Musique imaginaire et imagination auditive

Publié le par Emilien Sermier (Source : Hélène Hôte)

Appel à communications

Musique imaginaire et imagination auditive
Journée d’études à l’Université de Rouen,
Organisée par le CÉRÉdI (EA 3229)
Le mercredi 20 mai 2015

 

Présentation

C’est avec une double sourdine que cette journée d’études suggère de jouer, afin d’assourdir non seulement les œuvres musicales mais l’ensemble des phénomènes sonores. Il ne suffira pas d’évacuer l’Opéra ; il faudra se boucher les oreilles.

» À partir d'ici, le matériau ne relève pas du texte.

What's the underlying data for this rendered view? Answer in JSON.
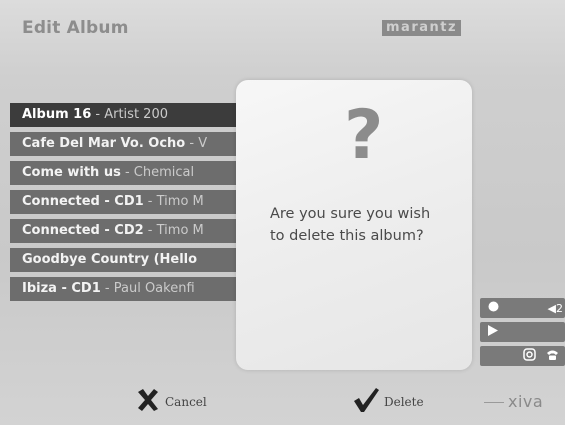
{
  "header": {
    "title": "Edit Album"
  },
  "brand": {
    "logo_text": "marantz",
    "footer_logo_text": "xiva"
  },
  "albums": [
    {
      "title": "Album 16",
      "separator": " - ",
      "artist": "Artist 200",
      "selected": true
    },
    {
      "title": "Cafe Del Mar Vo. Ocho",
      "separator": " - ",
      "artist": "V",
      "selected": false
    },
    {
      "title": "Come with us",
      "separator": " - ",
      "artist": "Chemical",
      "selected": false
    },
    {
      "title": "Connected - CD1",
      "separator": " - ",
      "artist": "Timo M",
      "selected": false
    },
    {
      "title": "Connected - CD2",
      "separator": " - ",
      "artist": "Timo M",
      "selected": false
    },
    {
      "title": "Goodbye Country (Hello",
      "separator": "",
      "artist": "",
      "selected": false
    },
    {
      "title": "Ibiza - CD1",
      "separator": " - ",
      "artist": "Paul Oakenfi",
      "selected": false
    }
  ],
  "dialog": {
    "glyph": "?",
    "message": "Are you sure you wish to delete this album?"
  },
  "footer": {
    "cancel_label": "Cancel",
    "delete_label": "Delete"
  },
  "side_controls": {
    "volume_text": "◀2"
  },
  "colors": {
    "selected_row": "#3c3c3c",
    "row": "#6d6d6d",
    "dialog_bg": "#eeeeee"
  }
}
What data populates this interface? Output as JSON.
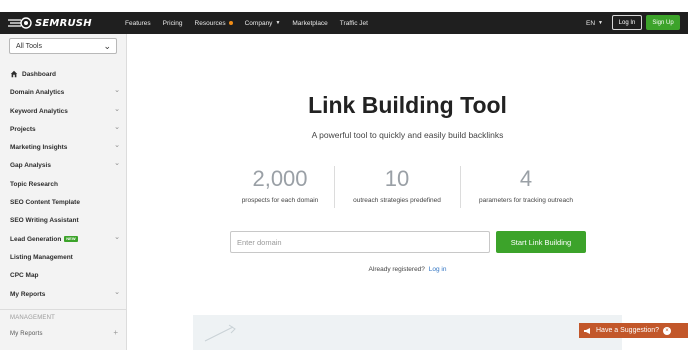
{
  "header": {
    "logo_text": "SEMRUSH",
    "nav": [
      "Features",
      "Pricing",
      "Resources",
      "Company",
      "Marketplace",
      "Traffic Jet"
    ],
    "lang": "EN",
    "login": "Log In",
    "signup": "Sign Up",
    "colors": {
      "bar": "#1f1f1f",
      "accent_dot": "#f08c16",
      "signup": "#3ca32a"
    }
  },
  "sidebar": {
    "select": "All Tools",
    "items": [
      {
        "label": "Dashboard",
        "icon": "house-icon"
      },
      {
        "label": "Domain Analytics"
      },
      {
        "label": "Keyword Analytics"
      },
      {
        "label": "Projects"
      },
      {
        "label": "Marketing Insights"
      },
      {
        "label": "Gap Analysis"
      },
      {
        "label": "Topic Research"
      },
      {
        "label": "SEO Content Template"
      },
      {
        "label": "SEO Writing Assistant"
      },
      {
        "label": "Lead Generation",
        "badge": "NEW"
      },
      {
        "label": "Listing Management"
      },
      {
        "label": "CPC Map"
      },
      {
        "label": "My Reports"
      }
    ],
    "section": "MANAGEMENT",
    "sub_item": "My Reports"
  },
  "main": {
    "title": "Link Building Tool",
    "subtitle": "A powerful tool to quickly and easily build backlinks",
    "stats": [
      {
        "value": "2,000",
        "label": "prospects for each domain"
      },
      {
        "value": "10",
        "label": "outreach strategies predefined"
      },
      {
        "value": "4",
        "label": "parameters for tracking outreach"
      }
    ],
    "input_placeholder": "Enter domain",
    "cta": "Start Link Building",
    "registered_text": "Already registered?",
    "login_link": "Log in"
  },
  "suggestion": {
    "label": "Have a Suggestion?",
    "color": "#c2572a"
  }
}
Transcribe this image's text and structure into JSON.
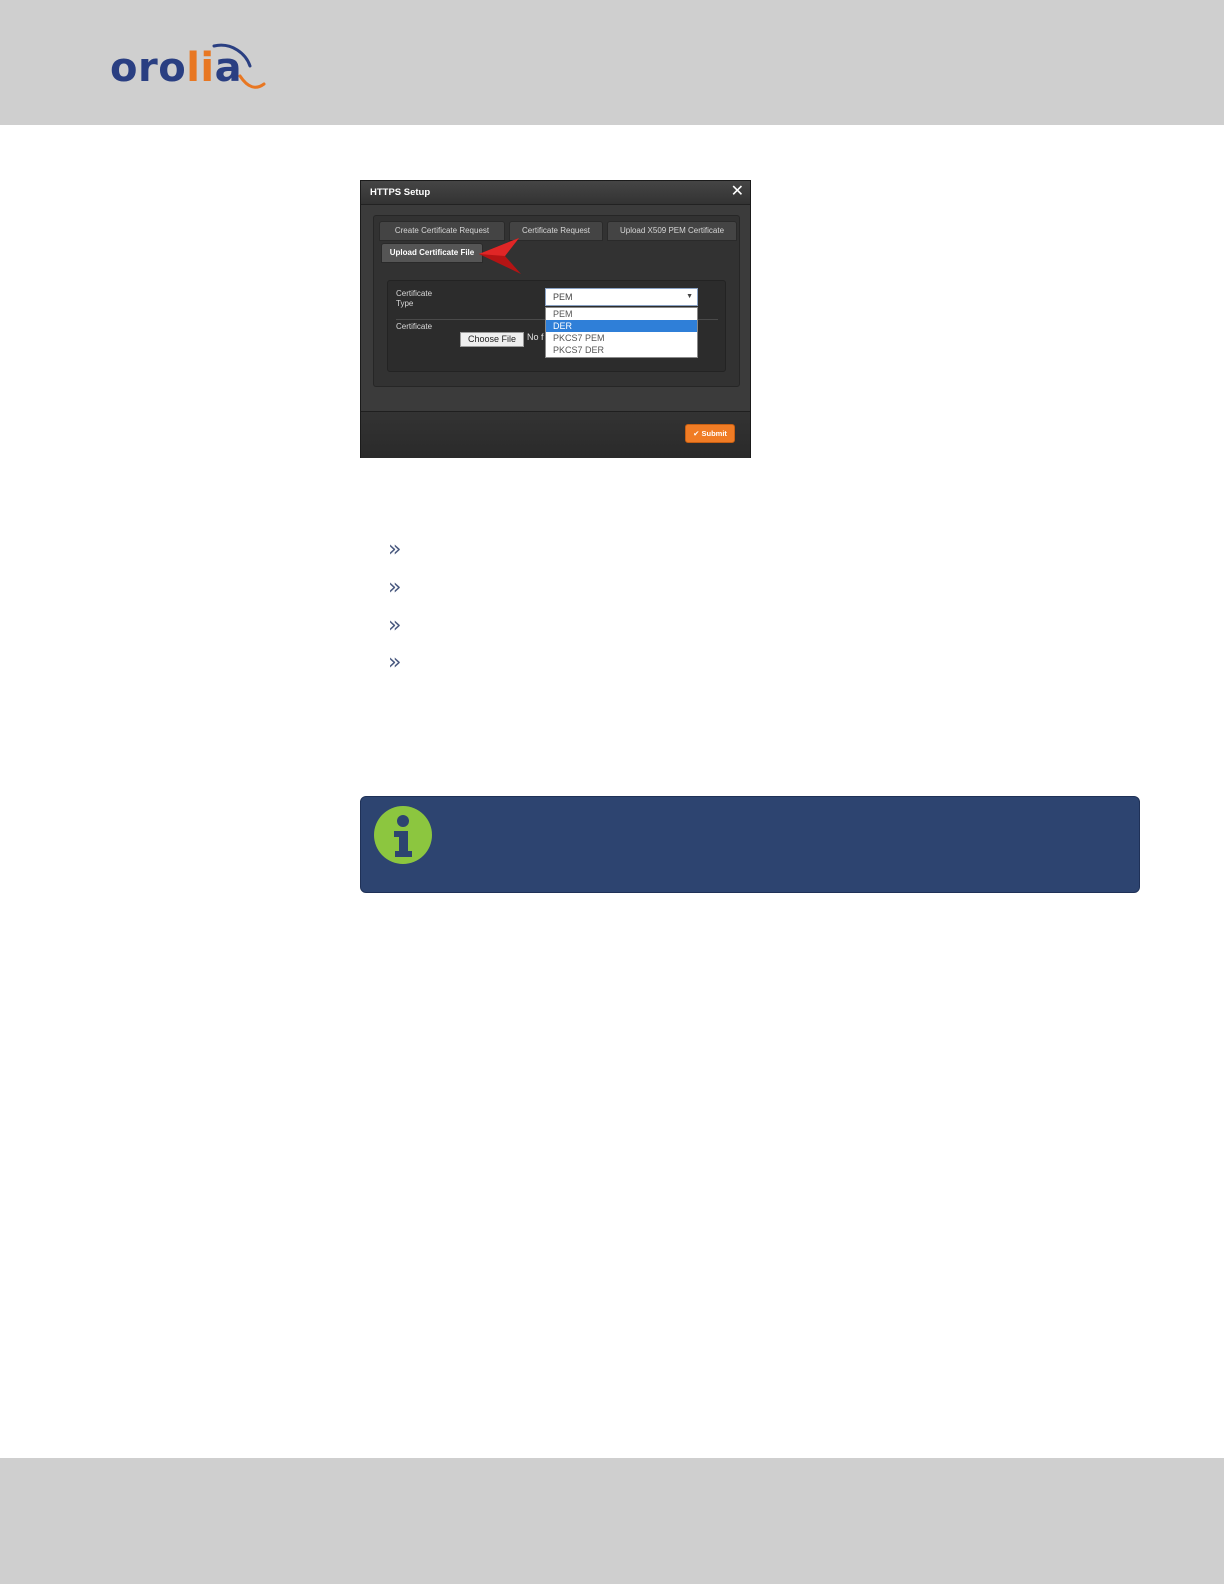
{
  "header": {
    "logo": {
      "text_part1": "oro",
      "text_part2": "li",
      "text_part3": "a",
      "colors": {
        "primary": "#2a3f82",
        "accent": "#e87722"
      }
    }
  },
  "dialog": {
    "title": "HTTPS Setup",
    "close_icon": "close-icon",
    "tabs": [
      {
        "label": "Create Certificate Request",
        "active": false
      },
      {
        "label": "Certificate Request",
        "active": false
      },
      {
        "label": "Upload X509 PEM Certificate",
        "active": false
      },
      {
        "label": "Upload Certificate File",
        "active": true
      }
    ],
    "form": {
      "certificate_type_label": "Certificate\nType",
      "certificate_type_value": "PEM",
      "certificate_type_options": [
        "PEM",
        "DER",
        "PKCS7 PEM",
        "PKCS7 DER"
      ],
      "highlighted_option": "DER",
      "certificate_label": "Certificate",
      "choose_file_label": "Choose File",
      "no_file_text": "No f"
    },
    "submit_label": "Submit",
    "colors": {
      "submit": "#f07c25",
      "highlight": "#2f7fd8"
    }
  },
  "bullets": {
    "icon": "double-chevron-right-icon",
    "count": 4
  },
  "note": {
    "icon": "info-icon",
    "colors": {
      "background": "#2d4470",
      "icon": "#8cc63f"
    }
  }
}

La mélomanie a fait son temps. Ce que l’on pourrait appeler l’opérocentrisme – le centrage sur l’œuvre – a pu en effet, dans les études littéraires, conduire au ressassement résigné du même échec : toute transposition en mots d’une œuvre musicale pourra toujours être perçue comme décevante, essentiellement défective. On ne cesse de « faire le constat de l’absence de la musique et de la différence inhérente à l’écriture [1]. » Cette littérature est alors toujours le deuil d’une œuvre musicale dont on confirme le caractère ineffable. Mais ne peut-on pas accorder aux mots le pouvoir de suggérer des sons musicaux qui feraient l’objet d’une écoute ? L’enjeu ne serait dès lors plus celui d’une transposition d’art, d’une hybridation mais simplement de l’écriture d’une perception. Nous nous proposons d’abandonner un instant le confortable siège de l’Opéra, à partir duquel l’œuvre apparait comme le centre tangible de la musique. La musicologie a dû, depuis quelques temps, se détourner de ces « objets fixes [2] » que sont les œuvres pour s’intéresser à l’écoute et à l’auditeur. Peut-être qu’en tendant l’oreille vers les musiques imaginaires, les études littéraires pourraient vaincre leur « peur ekphrastique [3] » : devant des œuvres inexistantes, l’absence de la musique ne condamnerait plus l’écriture ni la lecture, qui toutes deux se devraient alors de « chercher la musique ». Nous voudrions examiner des concerts d’œuvres inaudibles, parfois célèbres – on pense à la sonate de Vinteuil –, des programmes faits de pièces entièrement fictives dues à des compositeurs réels ou inventés, qui n’ont d’autre mode d’apparition qu’imaginaire ou littéraire. Ne pas s’arrêter de penser la musique quand l’œuvre n’existe pas, plus, ou pas encore : tel sera le premier versant de cette journée, faisant écho, aussi, aux réflexions littéraires sur les « textes fantômes [4] ».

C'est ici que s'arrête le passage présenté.